Ah. “Mr. Shaw mentioned them.”

Margot’s brows rose. “Mr. Shaw?”

Celine thought of the duke’s long-haired secretary getting buttery fingerprints on his glasses over the morning paper and wondered guiltily if perhaps she shouldn’t have brought him into it. She was too curious to prevaricate, however. “Mr. Shaw and I happened to be in the breakfast parlour at the same time, this morning. He has been kind. Well… yes, kind.” She waved away Margot’s obvious amazement, returning to where her own interest lay. “He says Lord Wroth is respected and well-liked, and that the Duke of Howard, in opposing him, is seen as something of a villain.”

The valet frowned. “It’s a good enough caricature, I’ll allow. The Howards and the Wroths are old and bitter rivals. Lord Wroth, though of lower rank than Her Grace, is in reality the more powerful of the two. The title is older, and the Wroth family has been in ascension these past centuries, even marrying into the royal family, while the Howards suffered something of a decline. The previous Duke of Howard, Her Grace’s aunt, had made some progress towards restoring the family’s fortunes when she died prematurely in a fire. Her heir died in the same fire, and so Her Grace inherited at thirteen.”

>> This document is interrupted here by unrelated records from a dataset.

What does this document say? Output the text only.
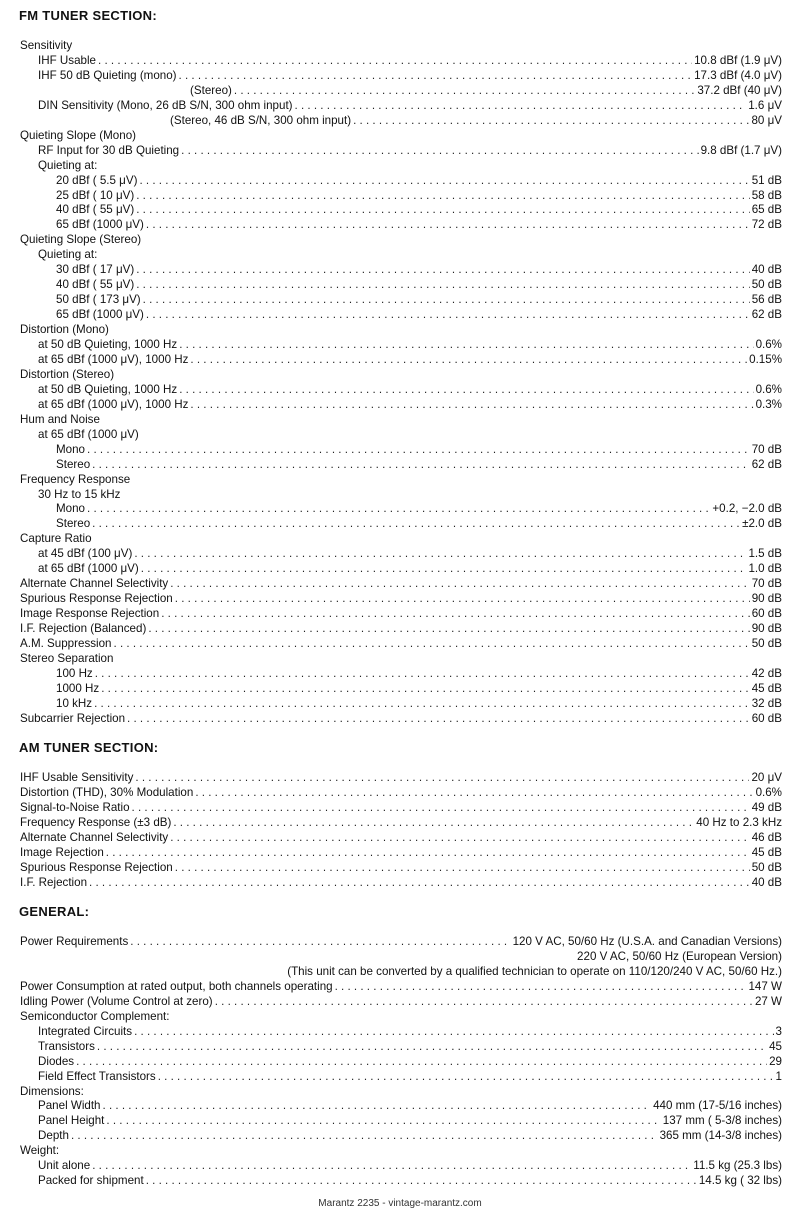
FM TUNER SECTION:
Sensitivity
IHF Usable . . .	10.8 dBf (1.9 μV)
IHF 50 dB Quieting (mono) . . .	17.3 dBf (4.0 μV)
(Stereo) . . .	37.2 dBf (40 μV)
DIN Sensitivity (Mono, 26 dB S/N, 300 ohm input) . . .	1.6 μV
(Stereo, 46 dB S/N, 300 ohm input) . . .	80 μV
Quieting Slope (Mono)
RF Input for 30 dB Quieting . . .	9.8 dBf (1.7 μV)
Quieting at:
20 dBf ( 5.5 μV) . . .	51 dB
25 dBf ( 10 μV) . . .	58 dB
40 dBf ( 55 μV) . . .	65 dB
65 dBf (1000 μV) . . .	72 dB
Quieting Slope (Stereo)
Quieting at:
30 dBf ( 17 μV) . . .	40 dB
40 dBf ( 55 μV) . . .	50 dB
50 dBf ( 173 μV) . . .	56 dB
65 dBf (1000 μV) . . .	62 dB
Distortion (Mono)
at 50 dB Quieting, 1000 Hz . . .	0.6%
at 65 dBf (1000 μV), 1000 Hz . . .	0.15%
Distortion (Stereo)
at 50 dB Quieting, 1000 Hz . . .	0.6%
at 65 dBf (1000 μV), 1000 Hz . . .	0.3%
Hum and Noise
at 65 dBf (1000 μV)
Mono . . .	70 dB
Stereo . . .	62 dB
Frequency Response
30 Hz to 15 kHz
Mono . . .	+0.2, −2.0 dB
Stereo . . .	±2.0 dB
Capture Ratio
at 45 dBf (100 μV) . . .	1.5 dB
at 65 dBf (1000 μV) . . .	1.0 dB
Alternate Channel Selectivity . . .	70 dB
Spurious Response Rejection . . .	90 dB
Image Response Rejection . . .	60 dB
I.F. Rejection (Balanced) . . .	90 dB
A.M. Suppression . . .	50 dB
Stereo Separation
100 Hz . . .	42 dB
1000 Hz . . .	45 dB
10 kHz . . .	32 dB
Subcarrier Rejection . . .	60 dB
AM TUNER SECTION:
IHF Usable Sensitivity . . .	20 μV
Distortion (THD), 30% Modulation . . .	0.6%
Signal-to-Noise Ratio . . .	49 dB
Frequency Response (±3 dB) . . .	40 Hz to 2.3 kHz
Alternate Channel Selectivity . . .	46 dB
Image Rejection . . .	45 dB
Spurious Response Rejection . . .	50 dB
I.F. Rejection . . .	40 dB
GENERAL:
Power Requirements . . .	120 V AC, 50/60 Hz (U.S.A. and Canadian Versions)
220 V AC, 50/60 Hz (European Version)
(This unit can be converted by a qualified technician to operate on 110/120/240 V AC, 50/60 Hz.)
Power Consumption at rated output, both channels operating . . .	147 W
Idling Power (Volume Control at zero) . . .	27 W
Semiconductor Complement:
Integrated Circuits . . .	3
Transistors . . .	45
Diodes . . .	29
Field Effect Transistors . . .	1
Dimensions:
Panel Width . . .	440 mm (17-5/16 inches)
Panel Height . . .	137 mm ( 5-3/8 inches)
Depth . . .	365 mm (14-3/8 inches)
Weight:
Unit alone . . .	11.5 kg (25.3 lbs)
Packed for shipment . . .	14.5 kg ( 32 lbs)
Marantz 2235 - vintage-marantz.com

The hairs rose along Celine’s arms and neck. It was confirmation, in part, of what she’d been thinking about in the gallery, and she could no longer doubt the letter the duke had written and the fire that had killed the duke’s family were somehow linked.

No wonder the duke was up there screaming.

“You understand,” Margot said, “I didn’t know Her Grace when these events were taking place, but I have pieced much of it together over the years. After the aunt’s death, an elderly relative stood guardian, and in theory held the estate in trust for when Her Grace reached her majority. But at fifteen Her Grace took up where her aunt had left off, and began mining a vast swathe of land for iron stone and coal. It was an unbelievably lucrative venture, and Her Grace wasn’t content merely to mine it; she also contracted an engineer to build her a canal that would carry her iron stone direct from the underground mouth of the mine to industrial centres farther north.

“She was sixteen or seventeen when she bribed a bill through Parliament, allowing the canal to be built, and a year later the work was complete. The first of the iron stone had been loaded on barges, and the land above was black with coal.

“She had proven herself more competent than anyone could have imagined.”